Cleanroom Software Engineering Reference
November 1996 • Technical Report
Richard C. Linger (Oak Ridge National Laboratory), Carmen J. Trammell
This report defines the Cleanroom Software Engineering Reference Model (CRM), which is intended as a guide for Cleanroom project management and performance, process assessment and improvement, and technology transfer and adoption.
Publisher:
Software Engineering Institute
CMU/SEI Report Number
CMU/SEI-96-TR-022
DOI (Digital Object Identifier):
10.1184/R1/6572228.v1Abstract
Cleanroom software engineering is a theory-based team-oriented process for development and certification of high-reliability software systems under statistical quality control. A principal objective of the Cleanroom process is development of software that exhibits zero failures in use. The Cleanroom name is borrowed from hardware Cleanrooms, with their emphasis on rigorous engineering discipline and focus on defect prevention rather than defect removal. Cleanroom combines mathematically based methods of software specification, design, and correctness verification with statistical, usage-based testing to certify software fitness for use.

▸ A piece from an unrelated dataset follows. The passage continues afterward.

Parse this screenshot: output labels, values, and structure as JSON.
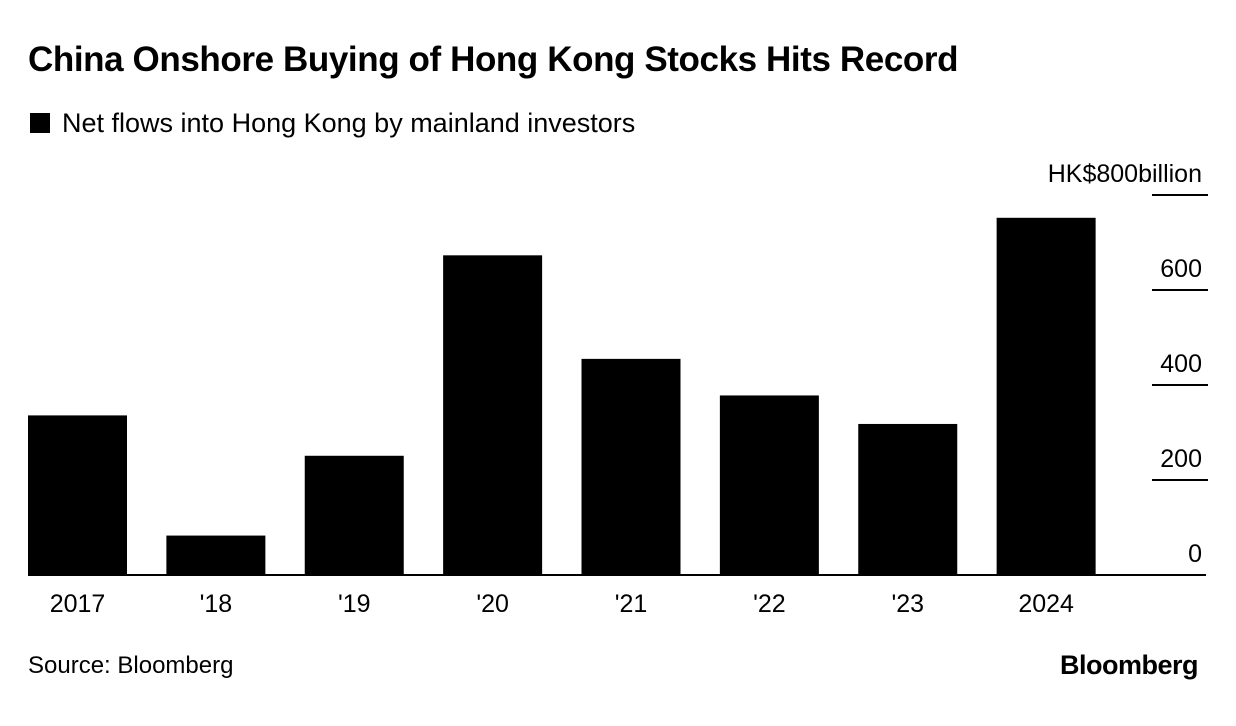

Cleanroom projects have reported substantial gains in quality and productivity.
This report defines the Cleanroom Software Engineering Reference Model, or CRM. The CRM is expressed in terms of a set of 14 Cleanroom processes and 20 work products. It is intended as a guide for Cleanroom project management and performance, process assessment and improvement, and technology transfer and adoption.